Wednesday, 3rd September 2008

Tony Parsons visits Tokyo

The earthquake wakes me up. One moment I am sleeping and the next it feels as though I am on a waterbed with Hugh Hefner and four Playboy Bunnies. All I can do is hold on. There is an earthquake every day in Japan and most of them feel like mild indigestion. But then you get this kind, the scary kind, and you immediately wonder — is this the big one? When it is happening, you just don’t know. All you can do is go to the window and see if buildings are collapsing, roads buckling and the earth opening up. This isn’t the big one. On the Richter scale, it is only four Playboy Bunnies. But somewhere out there, people are dying.

There is a bar in Tokyo for you. A mad, perfect bar with perhaps four seats in it. The bar of your dreams. My perfect bar is the one where the only music the owner will play is Led Zeppelin on vinyl. The trouble is, in a city where the streets have numbers but no names, I can’t find it. So I wander Golden Gai, a warren of narrow alleys in Shinjuku where bars the size of bedsits play host to the personal obsession of the owner, who is known as the master. I walk into one called Slowhand and I am hit in the face by the opening chords of ‘Layla’. On a TV set, Johnny Carson is interviewing the young Eric Clapton. The place is tiny, just a handful of seats and a bar the size of a school desk. There are three people in the place, including the master. It is packed. It is brilliant.

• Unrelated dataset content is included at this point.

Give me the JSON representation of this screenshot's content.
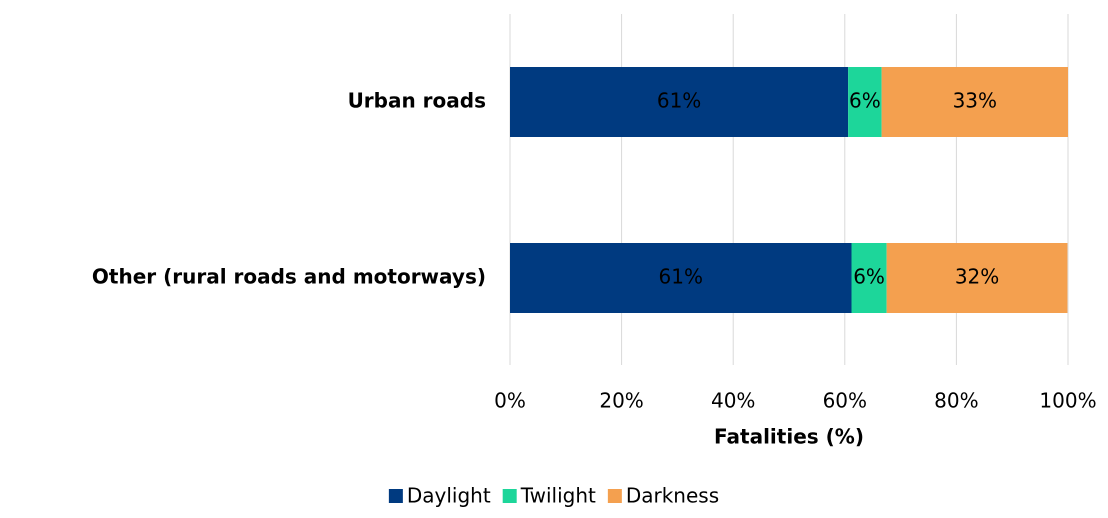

Nobody will come to Yasukuni-jinja with me, the controversial shrine that hosts the souls of all those who have died fighting for Japan — including Class A war criminals like General Tojo. My father-in-law, a retired oil executive, will not come with me because he grew up in the Japan that was devastated because of Tojo and his gang. And my wife will not come with me because she grew up watching Top Gun and wearing a jacket just like Tom Cruise. The Yasukuni itself is the most beautiful place of worship I have ever seen, a monumental Shinto shrine with torii gates the size of the Arc de Triomphe and an uncanny stillness at its heart. The problem is the museum, which depicts Japan’s actions in the war as a suicidal civil rights movement, inspiring the oppressed nations of Asia to kick out their colonial masters. The other Asian nations never seem very grateful.